6 thoughts on “Oh, nuts.”

  1. Pretty much the same. But I do wish Earl could go to daycare because I think he would love it. But he can’t because of his balls.

    1. Which is exasperating. If the dog has behavior issues, he has behavior issues and shouldn’t be there. If not, what’s the problem?

  2. I waited for Ptera to have her first heat cycle, and debated waiting longer. But then we had a tournament that I wanted to go to and it would be six months from her first heat, and I didn’t want to miss tournaments, that one, or in the future. So she was spayed at a year and three months old.

    Koira was spayed at 6 months, as recommended by her vet.

    Flight, I got already neutered. He was neutered at 8 months, which is fine. He is pretty leggy, which I don’t love, and which may or may not have anything to do with him being neutered before being physically mature.

    I have a little bit of each, except a fully adult intact dog, though I had one for a little while with Ptera. So far, so good.

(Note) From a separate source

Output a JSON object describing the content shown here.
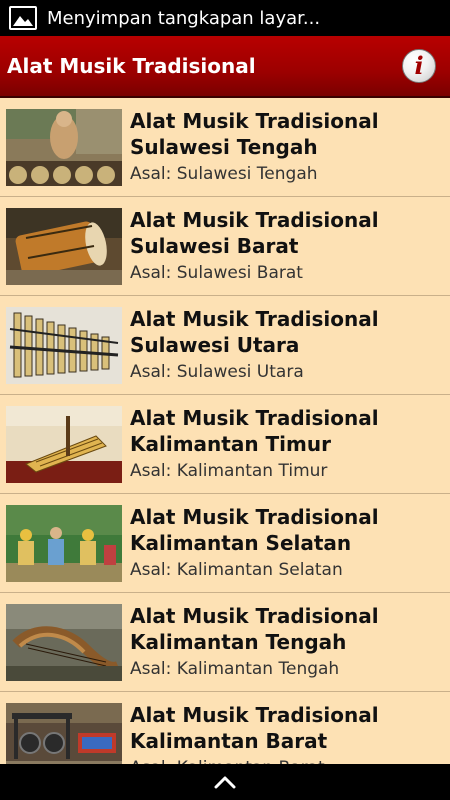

  3. We got our Lhasa apso Chopin, as an unaltered male at about 2 years old, and that is how he remained for several years. We eventually had him neutered after we noticed a growth on one of his testicles and the vet recommended neutering in case it was cancerous. I never noticed any behavioural differences between intact and neutered states.

  4. Amen!!! Responsible owners do what they feel is best for their individual dogs based on their research and feelings. As long as he’s not making unwanted puppies, it is your decision and your decision only if/when he gets snipped.